Ashin Issariya is one of the Voices of Courage.

The hallmarks of genocide

This catastrophe has not come out of nowhere. The Rohingya people, who include not only Muslims, but also Hindus and Christians, have lived in Myanmar for generations. They were stripped of their citizenship in 1982 by the country’s fierce military government. They have faced apartheid-style repression, denied equal access to health-care, education, employment, religious freedom, travel and family rights.

What many predicted came to pass. A resistance group calling itself the Rohingya “Salvation Army” emerged. Last August they attacked 30 government security and military posts. In response the government said it needed to “wipe out the threat of terrorism.” The government security forces announced “cleansing operations.”

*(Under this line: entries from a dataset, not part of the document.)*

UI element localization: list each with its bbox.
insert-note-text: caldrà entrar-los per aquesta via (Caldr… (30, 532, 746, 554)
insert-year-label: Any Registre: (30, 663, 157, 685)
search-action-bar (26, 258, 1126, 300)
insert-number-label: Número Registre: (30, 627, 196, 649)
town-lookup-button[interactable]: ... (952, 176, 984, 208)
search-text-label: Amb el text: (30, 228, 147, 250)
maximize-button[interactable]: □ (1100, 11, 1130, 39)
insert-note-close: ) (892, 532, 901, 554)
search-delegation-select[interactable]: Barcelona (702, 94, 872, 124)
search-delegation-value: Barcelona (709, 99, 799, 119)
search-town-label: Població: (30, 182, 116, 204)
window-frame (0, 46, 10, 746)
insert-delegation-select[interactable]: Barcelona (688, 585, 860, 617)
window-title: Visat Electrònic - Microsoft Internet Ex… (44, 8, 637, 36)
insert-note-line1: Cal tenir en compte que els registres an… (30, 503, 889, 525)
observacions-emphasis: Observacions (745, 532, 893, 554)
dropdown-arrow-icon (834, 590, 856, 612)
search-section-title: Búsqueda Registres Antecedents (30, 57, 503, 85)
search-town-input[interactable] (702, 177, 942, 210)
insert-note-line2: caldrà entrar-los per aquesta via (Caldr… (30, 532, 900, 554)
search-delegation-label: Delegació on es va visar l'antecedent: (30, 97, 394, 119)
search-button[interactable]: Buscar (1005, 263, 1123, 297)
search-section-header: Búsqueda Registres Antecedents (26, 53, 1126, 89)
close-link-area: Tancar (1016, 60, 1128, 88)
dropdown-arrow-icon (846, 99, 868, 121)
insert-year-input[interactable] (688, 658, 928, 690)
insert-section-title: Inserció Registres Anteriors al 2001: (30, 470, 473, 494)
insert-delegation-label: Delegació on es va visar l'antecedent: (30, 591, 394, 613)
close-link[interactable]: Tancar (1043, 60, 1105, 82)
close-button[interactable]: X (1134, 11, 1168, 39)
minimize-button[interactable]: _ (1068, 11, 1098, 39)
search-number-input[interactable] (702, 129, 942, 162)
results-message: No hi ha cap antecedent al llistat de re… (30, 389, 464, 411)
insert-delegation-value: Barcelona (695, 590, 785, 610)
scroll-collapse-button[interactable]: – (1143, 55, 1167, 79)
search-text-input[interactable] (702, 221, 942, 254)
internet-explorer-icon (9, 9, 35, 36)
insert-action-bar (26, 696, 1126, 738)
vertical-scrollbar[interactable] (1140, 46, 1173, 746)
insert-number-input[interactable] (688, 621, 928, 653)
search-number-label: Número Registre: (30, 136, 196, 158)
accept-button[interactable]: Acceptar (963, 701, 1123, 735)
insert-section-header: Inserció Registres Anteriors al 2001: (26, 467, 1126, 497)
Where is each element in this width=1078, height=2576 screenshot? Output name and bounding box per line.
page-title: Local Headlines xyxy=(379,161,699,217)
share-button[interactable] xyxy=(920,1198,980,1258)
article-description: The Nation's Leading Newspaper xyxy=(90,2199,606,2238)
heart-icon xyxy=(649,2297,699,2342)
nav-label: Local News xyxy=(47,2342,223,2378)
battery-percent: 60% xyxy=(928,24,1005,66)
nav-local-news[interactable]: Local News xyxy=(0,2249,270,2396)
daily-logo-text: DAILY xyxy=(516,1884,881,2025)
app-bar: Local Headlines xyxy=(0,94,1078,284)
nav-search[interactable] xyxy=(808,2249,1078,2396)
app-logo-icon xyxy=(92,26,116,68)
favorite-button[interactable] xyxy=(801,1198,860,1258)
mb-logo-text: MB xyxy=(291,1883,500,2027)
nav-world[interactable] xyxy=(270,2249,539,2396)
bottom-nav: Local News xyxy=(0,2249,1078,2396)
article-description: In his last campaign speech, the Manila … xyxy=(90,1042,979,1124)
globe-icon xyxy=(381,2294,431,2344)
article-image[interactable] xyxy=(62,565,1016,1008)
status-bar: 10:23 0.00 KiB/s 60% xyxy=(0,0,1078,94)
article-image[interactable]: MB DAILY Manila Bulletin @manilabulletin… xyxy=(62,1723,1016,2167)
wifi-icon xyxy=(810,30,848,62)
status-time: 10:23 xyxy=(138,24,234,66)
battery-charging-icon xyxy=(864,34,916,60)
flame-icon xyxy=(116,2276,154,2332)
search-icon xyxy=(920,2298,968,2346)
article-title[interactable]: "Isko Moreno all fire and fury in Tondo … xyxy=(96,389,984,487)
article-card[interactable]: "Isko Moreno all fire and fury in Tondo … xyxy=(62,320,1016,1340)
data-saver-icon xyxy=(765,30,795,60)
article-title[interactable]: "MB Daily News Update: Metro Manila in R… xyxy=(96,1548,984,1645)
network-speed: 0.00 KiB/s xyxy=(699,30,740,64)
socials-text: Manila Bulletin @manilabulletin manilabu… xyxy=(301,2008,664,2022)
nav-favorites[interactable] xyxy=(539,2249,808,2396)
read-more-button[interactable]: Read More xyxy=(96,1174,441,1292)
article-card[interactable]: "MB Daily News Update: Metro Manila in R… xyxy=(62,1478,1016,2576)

However, on this trip I learned from an credible source that Myanmar was already massing its military attack forces three weeks before either the guerrilla attacks or the government’s terrorism announcement.

Within two weeks, the government said that nearly 40 per cent of Rohingya villages had been targeted by the army. Satellite imagery now shows the full extent of the devastation.  A staggering number of the Rohingya’s villages have been burnt to the ground and bulldozed over. Their existence is being obliterated.

“I am becoming more convinced that the crimes committed bear the hallmarks of genocide,” the UN Special Rapporteur on Myanmar, Yanghee Lee, told the UN Human Rights Council this month.

The government of Myanmar has banned Ms Lee from re-entering the country. The extremist monk Wirathu, who says he is defending his race and religion, has called her a “whore.”

A ground-swell among the worldwide Buddhist family

As an eye witness to what has happened, I am asking you to read the Buddhist humanitarian appeal, sign it and give what you can to the humanitarian effort. If you wish, please share with any Buddhist friends and communities you may know.

If we can turn this inspiration into a ground-swell among the Buddhist family worldwide, this will offer powerful support to those working for peace inside Myanmar. And our offering of generous help for the victims will put our vows, our compassion and our vision into living practice.